The arrangement is backed by funding from the German state of Baden-Württemberg and is the latest European effort to target mass production of lithium-ion battery cells for electric cars.
The German government has set aside 1 bilion euros (£890m) to support companies within the country looking to enter battery production for electric vehicles.
The market for such large-format batteries is currently dominated by Asian companies including China’s CATL, South Korea’s SK Innovation and Japan’s Panasonic.
“We are working hard to establish cell production for large-format lithium-ion cells here in the country,” Minister of Economic Affairs Nicole Hoffmeister-Kraut told journalists on Monday, according to local media reports. “We can not allow our companies to become ever more dependent on Asian manufacturers. ”
Thus far no German carmakers or suppliers have been willing to invest the billions of pounds that would be necessary to ramp up large-scale battery production in the country.
With the new research partnership, Varta and the Fraunhofer Institute are aiming to find ways of reducing the current scrap rate of 10 percent by building a more digitised production line, said Fraunhofer’s Thomas Bauernhansl.
Varta is a world leader in hearing aid batteries and also produces large batteries for the storage of solar energy.
It is the only company in Germany with experience in the mass production of battery cells, reducing the risks of its entry into the market.

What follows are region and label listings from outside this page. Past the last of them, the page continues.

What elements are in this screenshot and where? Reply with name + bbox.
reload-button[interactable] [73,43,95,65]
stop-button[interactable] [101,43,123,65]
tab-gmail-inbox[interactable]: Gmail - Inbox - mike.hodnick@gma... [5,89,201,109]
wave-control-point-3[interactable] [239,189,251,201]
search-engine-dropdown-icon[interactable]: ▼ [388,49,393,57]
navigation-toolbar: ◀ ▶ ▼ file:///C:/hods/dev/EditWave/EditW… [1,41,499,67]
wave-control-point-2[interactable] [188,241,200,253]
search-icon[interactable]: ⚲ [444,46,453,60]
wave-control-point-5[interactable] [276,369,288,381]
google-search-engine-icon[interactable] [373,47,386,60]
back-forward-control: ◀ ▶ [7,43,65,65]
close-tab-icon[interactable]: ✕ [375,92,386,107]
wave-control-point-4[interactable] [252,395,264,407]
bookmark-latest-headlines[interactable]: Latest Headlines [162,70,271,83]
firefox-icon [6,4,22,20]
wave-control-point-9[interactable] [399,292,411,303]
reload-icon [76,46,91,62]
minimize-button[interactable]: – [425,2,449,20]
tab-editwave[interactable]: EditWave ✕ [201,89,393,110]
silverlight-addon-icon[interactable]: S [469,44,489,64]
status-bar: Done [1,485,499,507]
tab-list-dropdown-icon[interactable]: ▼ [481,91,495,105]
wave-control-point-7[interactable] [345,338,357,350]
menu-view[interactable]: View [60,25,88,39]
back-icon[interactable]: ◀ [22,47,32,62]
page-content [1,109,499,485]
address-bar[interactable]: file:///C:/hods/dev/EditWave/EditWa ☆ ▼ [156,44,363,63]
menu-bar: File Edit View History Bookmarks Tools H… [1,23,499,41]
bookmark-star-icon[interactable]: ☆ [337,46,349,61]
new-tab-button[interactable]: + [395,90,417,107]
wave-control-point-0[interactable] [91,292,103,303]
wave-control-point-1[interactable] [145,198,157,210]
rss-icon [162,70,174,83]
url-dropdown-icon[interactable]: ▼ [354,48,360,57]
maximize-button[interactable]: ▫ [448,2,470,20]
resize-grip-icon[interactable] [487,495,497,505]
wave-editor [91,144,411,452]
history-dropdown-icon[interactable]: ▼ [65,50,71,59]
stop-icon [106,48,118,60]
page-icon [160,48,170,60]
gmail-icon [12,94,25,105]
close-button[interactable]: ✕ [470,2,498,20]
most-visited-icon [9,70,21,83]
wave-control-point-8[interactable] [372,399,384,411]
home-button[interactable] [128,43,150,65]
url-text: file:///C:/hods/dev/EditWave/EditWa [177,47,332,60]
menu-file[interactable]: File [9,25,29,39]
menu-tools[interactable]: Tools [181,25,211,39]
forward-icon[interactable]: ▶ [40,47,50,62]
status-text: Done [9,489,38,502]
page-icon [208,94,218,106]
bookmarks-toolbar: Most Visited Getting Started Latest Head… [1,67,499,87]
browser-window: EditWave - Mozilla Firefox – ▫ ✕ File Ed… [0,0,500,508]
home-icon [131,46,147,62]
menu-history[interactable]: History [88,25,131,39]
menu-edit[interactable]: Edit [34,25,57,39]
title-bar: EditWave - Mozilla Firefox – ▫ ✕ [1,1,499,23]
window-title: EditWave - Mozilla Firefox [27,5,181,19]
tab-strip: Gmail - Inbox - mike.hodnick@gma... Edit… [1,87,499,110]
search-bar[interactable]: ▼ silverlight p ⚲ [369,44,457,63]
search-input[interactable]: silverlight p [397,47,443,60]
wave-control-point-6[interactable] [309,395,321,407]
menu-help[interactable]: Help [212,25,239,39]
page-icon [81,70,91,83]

The company said the agreement is intended to lay the foundation for extending lithium-ion battery production.
“Our business model is not to conduct research projects,” Varta chief executive Herbert Schein said at a press event in Stuttgart. “If we do research projects, we want to invest and produce afterwards.”
But production would be likely to require other major industrial partners. BASF and Ford’s German subsidiary, Ford-Werke, are rumoured to be in talks with German Economy Minister Peter Altmaier about building local battery cell alliances, according to Reuters.
Altmaier has said he has been in talks with interested parties for several consortia on battery cell production and that he expects concrete investment decisions by the end of the first quarter of next year.
In April a company called Northvolt, founded by two former Tesla executives, began construction in Sweden of the first phase of a planned large-scale battery factory that would be similar in scale to Tesla’s Gigafactory 1 in Nevada.